= John Ecton =

John Ecton (died 1730), was an English compiler.

==Life==
Ecton, a native of Winchester, was employed in the first-fruits department of the office of Queen Anne's Bounty, where he ultimately became the receiver of the tenths of the clergy. He died at Turnham Green, Middlesex, 20 August 1730. His will, bearing the date 7 July 1730, was proved at London on 8 September 1730 by his widow, Dorothea Ecton. Therein he desired to be buried in Winchester Cathedral.

He appears to have left no issue. He devised all his 'manuscript bookes, papers, and collections' to his wife and Dr. Edward Butler, vice-chancellor of the University of Oxford, 'to be jointly att their discretion disposed of in the best manner for the publick service'; but he desired that such as were found completed and likely to prove useful might be published. Ecton was an antiquary and musician. He was elected F.S.A. 29 March 1723. His collection of music and musical instruments he bequeathed to James Kent, the church composer. His library was sold in 1735.

==Works==
He published:

1. Liber Valorum et Decimarum; being an Account of the Valuations and Yearly Tenths of all such Ecclesiastical Benefices in England and Wales as now stand chargeable with the Payment of First-Fruits and Tenths … (Some Things necessary to be … performed by a Clergyman upon his admission to any Benefice), 8vo, London, 1711.

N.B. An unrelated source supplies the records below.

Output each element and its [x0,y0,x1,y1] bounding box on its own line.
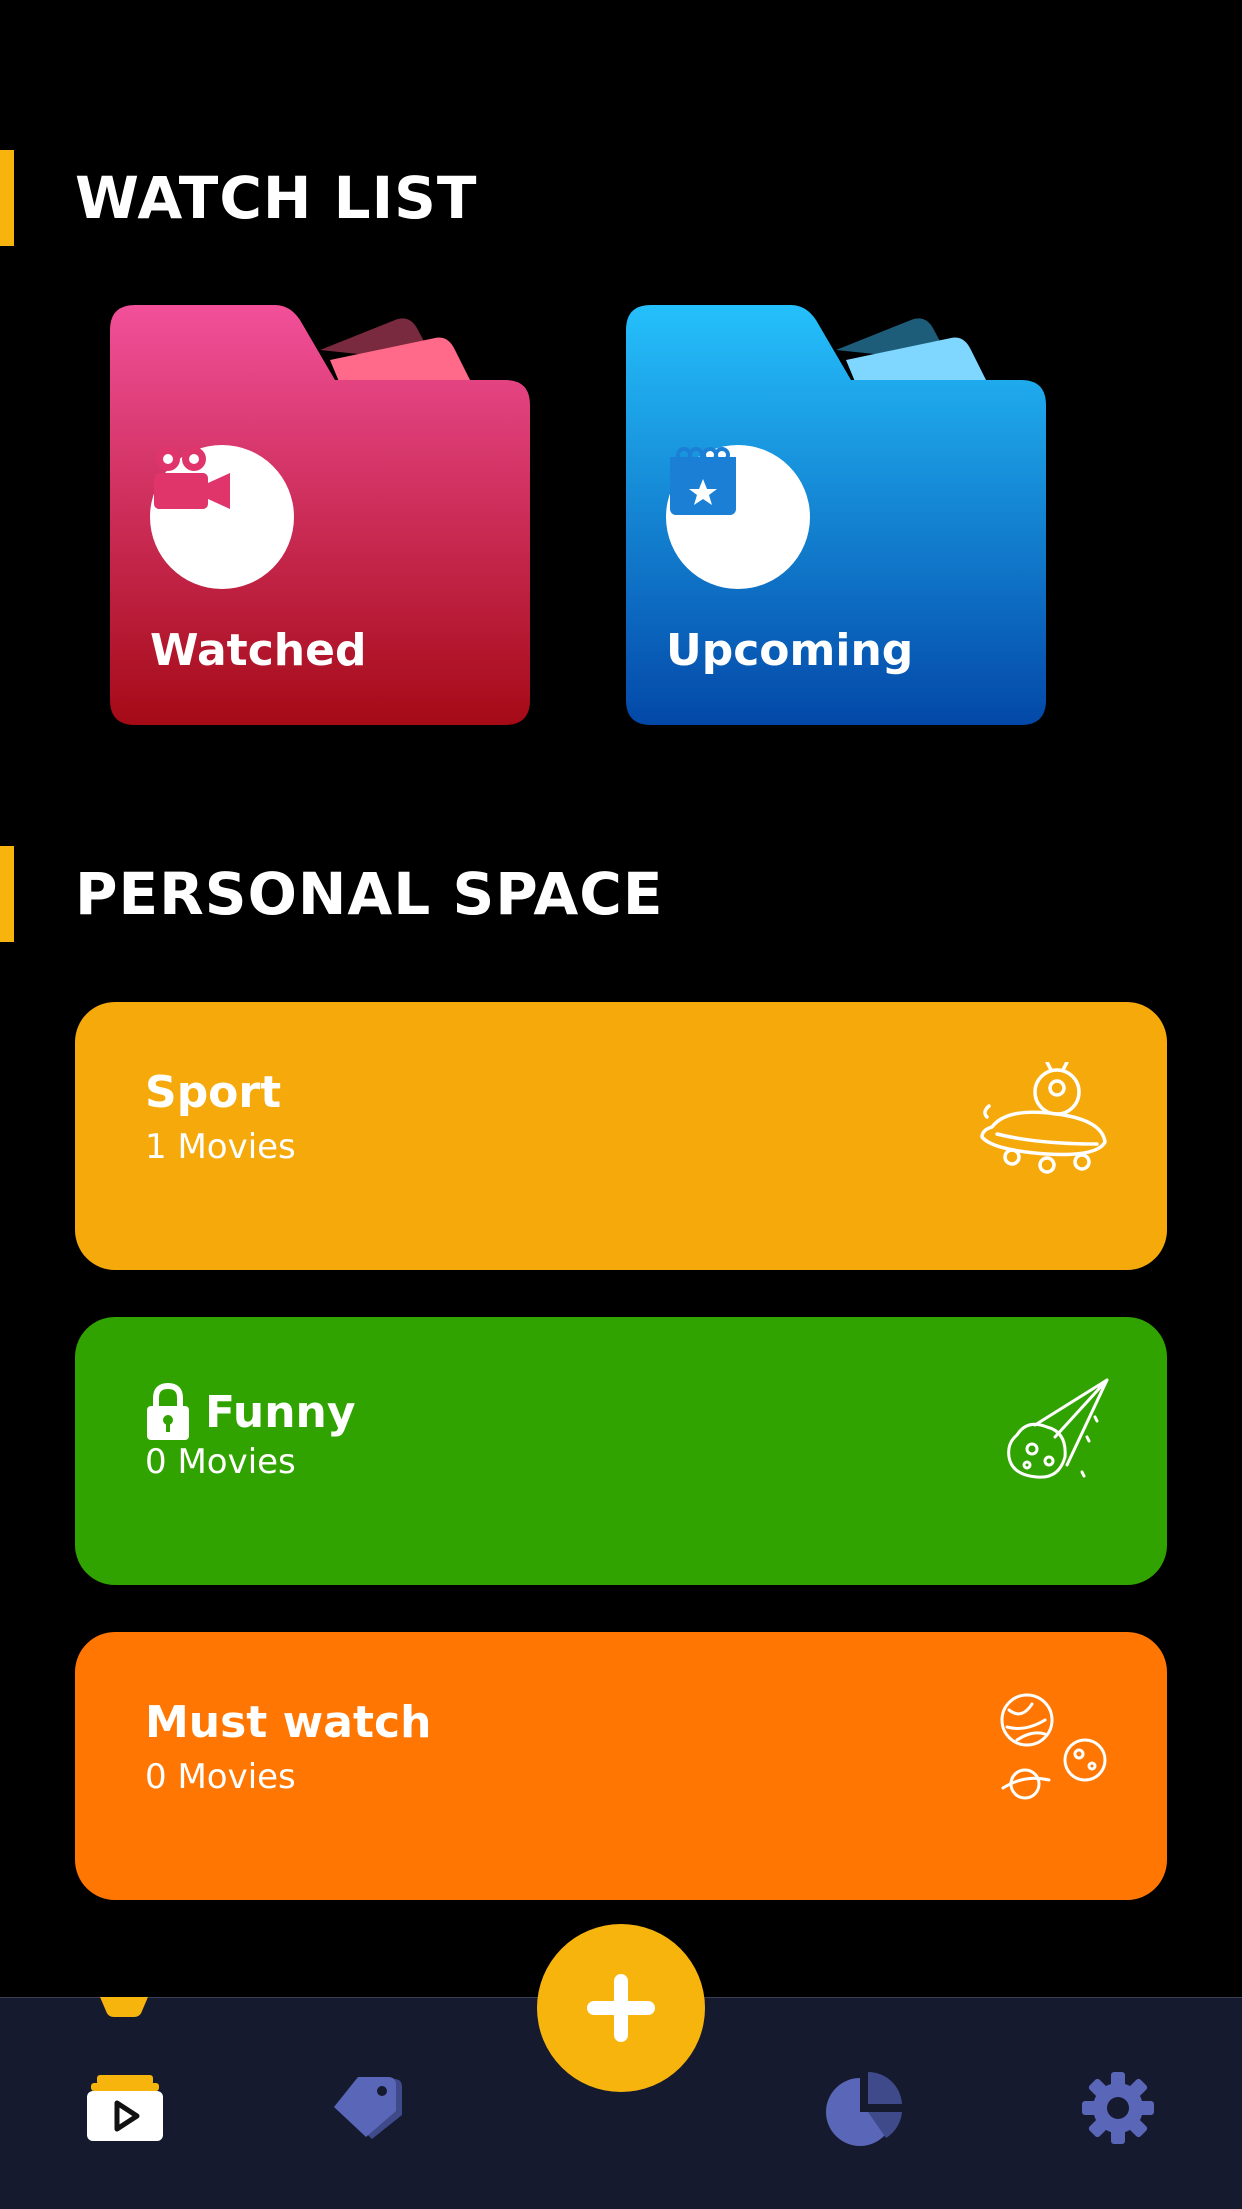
tab-stats[interactable] [826,2068,906,2148]
folder-label: Watched [150,625,367,676]
card-count: 1 Movies [145,1127,296,1167]
folder-label: Upcoming [666,625,914,676]
watched-folder[interactable]: Watched [105,300,535,730]
card-title: Must watch [145,1697,432,1748]
card-title: Sport [145,1067,282,1118]
tags-tab-icon [334,2077,402,2139]
ufo-icon [980,1062,1107,1174]
upcoming-folder[interactable]: Upcoming [621,300,1051,730]
card-count: 0 Movies [145,1757,296,1797]
personal-space-title: PERSONAL SPACE [75,860,664,928]
section-accent-bar [0,150,14,246]
plus-icon [587,1974,655,2042]
card-count: 0 Movies [145,1442,296,1482]
add-button[interactable] [537,1924,705,2092]
meteor-icon [1007,1378,1109,1479]
stats-tab-icon [826,2072,902,2146]
category-card-sport[interactable]: Sport 1 Movies [75,1002,1167,1270]
settings-tab-icon [1082,2072,1154,2144]
section-accent-bar [0,846,14,942]
calendar-star-icon [666,445,810,589]
tab-settings[interactable] [1078,2068,1158,2148]
watch-list-title: WATCH LIST [75,164,478,232]
active-tab-indicator [100,1997,148,2017]
card-title: Funny [205,1386,356,1438]
planets-icon [1000,1693,1107,1800]
lock-icon [147,1382,189,1440]
category-card-must-watch[interactable]: Must watch 0 Movies [75,1632,1167,1900]
video-camera-icon [150,445,294,589]
movies-tab-icon [87,2075,163,2141]
tab-tags[interactable] [330,2068,410,2148]
category-card-funny[interactable]: Funny 0 Movies [75,1317,1167,1585]
card-title-row: Funny [145,1382,356,1442]
tab-movies[interactable] [85,2068,165,2148]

Of this once useful compilation, seven editions appeared between 1723 and 1796, the best being that published as Thesaurus Rerum Ecclesiasticarum, 4to, London, 1754, and again in 1763, with additions by Browne Willis. In 1786 John Bacon, having changed the title of the book to Liber Regis and made a few additions, published it as entirely his own work, without even revising Ecton's preface. He himself did not add one line of introduction, as is erroneously stated in Nichols's Literary Anecdotes, ix. 5n. This conduct, for which Bacon and his publisher, John Nichols, deserved equal blame, was severely commented on in the Gentleman's Magazine for 1786 and 1787 (vol. lvi. pt. ii. 1027–8, vol. lvii. pt. i. pp. 135, 304–5).

2. A State of the Proceedings of the Corporation of the Governours of the Bounty of Queen Anne for the Augmentation of the Maintenance of the Poor Clergy, from … 1704 to Christmas, 1718, 8vo, London, 1719; 2nd edition, with a Continuation to Christmas, 1720, 8vo, London, 1721.